Après avoir rencontré ma physiothérapeute et une ergothérapeute, les médecins m’ont indiqué ma date de sortie : le 11 novembre 2022. Enfin! Ça faisait plus de trois semaines que j’étais hospitalisée. Avant de quitter, ils m’ont dit de prendre des Tylenol pour mes maux de tête et de bien m’hydrater. Mon frère et ma marraine m’ont accueillie les deux premières semaines de ma convalescence pour éviter que je me retrouve seule à la maison. Les transports en voiture m’incommodaient les premiers jours, alors je trainais des Tylenol et de l’eau lors de tous mes déplacements. Au début, quand j’éternuais, j’avais le sentiment que mon cerveau bougeait dans ma tête, comme si mon crâne devait encore se ressouder pour le tenir bien en place. La sensation n’est pas très agréable, mais comme beaucoup de choses quand on subit une intervention, on doit faire preuve de patience et attendre que les choses s’améliorent.

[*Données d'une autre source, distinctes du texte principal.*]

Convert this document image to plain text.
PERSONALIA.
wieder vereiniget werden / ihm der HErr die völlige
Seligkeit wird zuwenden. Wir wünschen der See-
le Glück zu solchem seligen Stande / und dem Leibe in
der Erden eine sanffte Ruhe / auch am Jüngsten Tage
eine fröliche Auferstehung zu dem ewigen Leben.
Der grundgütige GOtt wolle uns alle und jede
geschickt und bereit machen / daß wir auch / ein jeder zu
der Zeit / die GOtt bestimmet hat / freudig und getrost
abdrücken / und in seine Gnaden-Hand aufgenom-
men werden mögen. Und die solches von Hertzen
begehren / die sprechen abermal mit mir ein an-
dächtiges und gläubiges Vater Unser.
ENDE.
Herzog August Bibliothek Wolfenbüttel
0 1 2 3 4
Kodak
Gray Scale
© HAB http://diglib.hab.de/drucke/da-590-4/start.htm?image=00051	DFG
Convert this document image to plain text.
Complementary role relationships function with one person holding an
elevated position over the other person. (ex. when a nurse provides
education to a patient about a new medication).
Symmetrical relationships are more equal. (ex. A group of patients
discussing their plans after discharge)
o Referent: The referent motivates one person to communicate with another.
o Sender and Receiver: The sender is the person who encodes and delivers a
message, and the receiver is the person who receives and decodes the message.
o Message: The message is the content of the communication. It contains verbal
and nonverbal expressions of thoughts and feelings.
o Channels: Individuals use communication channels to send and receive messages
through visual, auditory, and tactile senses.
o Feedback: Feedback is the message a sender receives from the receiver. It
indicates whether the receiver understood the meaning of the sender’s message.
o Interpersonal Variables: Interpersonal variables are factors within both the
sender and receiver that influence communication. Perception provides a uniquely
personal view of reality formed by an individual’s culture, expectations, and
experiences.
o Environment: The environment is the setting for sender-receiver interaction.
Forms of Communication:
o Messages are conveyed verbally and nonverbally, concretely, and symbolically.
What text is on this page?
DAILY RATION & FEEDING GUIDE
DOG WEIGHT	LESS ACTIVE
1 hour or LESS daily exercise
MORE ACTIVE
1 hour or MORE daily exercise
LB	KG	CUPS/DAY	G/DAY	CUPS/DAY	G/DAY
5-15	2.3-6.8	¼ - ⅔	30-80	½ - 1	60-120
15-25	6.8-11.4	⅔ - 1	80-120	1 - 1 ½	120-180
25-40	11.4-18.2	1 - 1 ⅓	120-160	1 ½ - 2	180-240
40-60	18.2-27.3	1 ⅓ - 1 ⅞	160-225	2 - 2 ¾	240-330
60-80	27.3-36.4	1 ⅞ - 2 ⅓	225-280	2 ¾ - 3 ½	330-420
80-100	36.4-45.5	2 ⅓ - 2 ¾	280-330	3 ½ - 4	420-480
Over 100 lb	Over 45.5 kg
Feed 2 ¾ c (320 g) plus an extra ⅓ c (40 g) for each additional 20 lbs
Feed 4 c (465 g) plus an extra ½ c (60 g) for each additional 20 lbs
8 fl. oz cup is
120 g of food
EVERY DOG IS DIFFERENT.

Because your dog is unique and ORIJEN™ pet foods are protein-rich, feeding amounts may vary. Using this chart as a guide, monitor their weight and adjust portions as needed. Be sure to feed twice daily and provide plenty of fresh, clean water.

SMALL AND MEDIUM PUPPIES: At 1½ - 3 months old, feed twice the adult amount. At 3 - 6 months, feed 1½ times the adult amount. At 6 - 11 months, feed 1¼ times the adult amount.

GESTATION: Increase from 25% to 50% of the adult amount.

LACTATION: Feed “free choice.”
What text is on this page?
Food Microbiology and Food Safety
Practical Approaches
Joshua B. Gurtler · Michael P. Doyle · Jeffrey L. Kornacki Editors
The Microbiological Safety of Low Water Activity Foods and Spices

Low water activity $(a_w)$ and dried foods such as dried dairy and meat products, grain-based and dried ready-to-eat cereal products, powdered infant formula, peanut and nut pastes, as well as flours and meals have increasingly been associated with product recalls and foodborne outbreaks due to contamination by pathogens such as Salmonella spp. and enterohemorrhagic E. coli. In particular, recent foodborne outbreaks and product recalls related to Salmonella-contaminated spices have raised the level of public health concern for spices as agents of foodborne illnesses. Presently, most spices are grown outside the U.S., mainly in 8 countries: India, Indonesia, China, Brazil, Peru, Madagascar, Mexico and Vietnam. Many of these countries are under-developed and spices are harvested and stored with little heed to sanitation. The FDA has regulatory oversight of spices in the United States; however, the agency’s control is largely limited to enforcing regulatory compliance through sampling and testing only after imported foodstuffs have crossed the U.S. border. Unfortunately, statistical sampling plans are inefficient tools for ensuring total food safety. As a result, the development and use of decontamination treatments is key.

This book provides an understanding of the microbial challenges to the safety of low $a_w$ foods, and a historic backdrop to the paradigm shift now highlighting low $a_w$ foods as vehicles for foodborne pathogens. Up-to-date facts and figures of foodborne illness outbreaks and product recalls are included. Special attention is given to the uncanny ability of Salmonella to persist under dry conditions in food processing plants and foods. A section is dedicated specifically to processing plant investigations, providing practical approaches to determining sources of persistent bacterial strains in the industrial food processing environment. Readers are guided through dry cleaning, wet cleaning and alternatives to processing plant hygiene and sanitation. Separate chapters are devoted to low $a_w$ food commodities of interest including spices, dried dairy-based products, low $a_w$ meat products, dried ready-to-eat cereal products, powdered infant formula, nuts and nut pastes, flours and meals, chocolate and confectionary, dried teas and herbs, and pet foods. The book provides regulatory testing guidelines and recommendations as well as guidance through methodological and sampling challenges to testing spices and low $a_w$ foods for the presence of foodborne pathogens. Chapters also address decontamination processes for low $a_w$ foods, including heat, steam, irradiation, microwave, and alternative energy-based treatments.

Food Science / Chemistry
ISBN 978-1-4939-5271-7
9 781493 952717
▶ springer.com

Mon infirmière en neurologie a effectué des suivis pour s’assurer que tout allait bien et s’est montrée disponible pour répondre à toutes mes questions. J’ai suivi ses conseils à la lettre et j’ai appris à écouter ce que mon corps me disait, surtout quand il me demandait de me reposer pour récupérer.
Après 15 semaines de convalescence, j’ai effectué un retour progressif au travail à la mi-février 2023 et, un mois plus tard, je reprenais à temps plein. J’ai aussi recommencé tranquillement le vélo, sauf par journées de grandes chaleurs afin d’éviter les risques pour ma santé. En juin 2023, j’ai enfin pu assister à ma remise de diplôme d’adjointe de direction, décalée à cause de la pandémie.
Un an plus tard
Avec le temps, les choses se sont replacées, mais j’ai gardé l’habitude d’avoir toujours ma bouteille d’eau à ma disposition et il m’arrive de ressentir un peu de fatigue. J’ai commencé à prendre des médicaments pour un début d’hypertension, j’ai repris le cours de ma vie et j’évite les sources de stress autant que possible. Selon mon neurochirurgien, lors de notre entretien en juillet dernier, les résultats des tests que j’ai passés sont beaux et je serais revenue à 99 % comme avant, ce qui est une excellente nouvelle! Il veut me revoir dans deux ans pour un suivi. Je lui ai fait part de mes observations et il m’a dit que tout est normal et que ça demande du temps avant de redevenir tout à fait soi-même.
Je suis consciente que j’ai eu beaucoup de chances, car j’aurais pu perdre la mémoire, l’usage de la parole, rester paralysée ou mourir. Ce jour-là, je devais avoir un ange gardien qui veillait sur moi pour m’en tirer sans séquelles.
Pour ceux qui se demanderaient comme moi où est passé le 1 % manquant, eh bien il réside dans ma cicatrice et l’intervention qu’ils ont pratiquée dans ma tête pour me sauver la vie. Mes cheveux ont repoussé et on ne la voit presque plus. Je tiens d’ailleurs à remercier l’équipe en neuro du CHUM pour cette renaissance, car c’en est bien une.
Ce que je retiens après avoir frôlé la mort, c’est que la vie ne tient bel et bien qu’à un fil et qu’il faut en profiter au maximum pendant que notre santé nous le permet!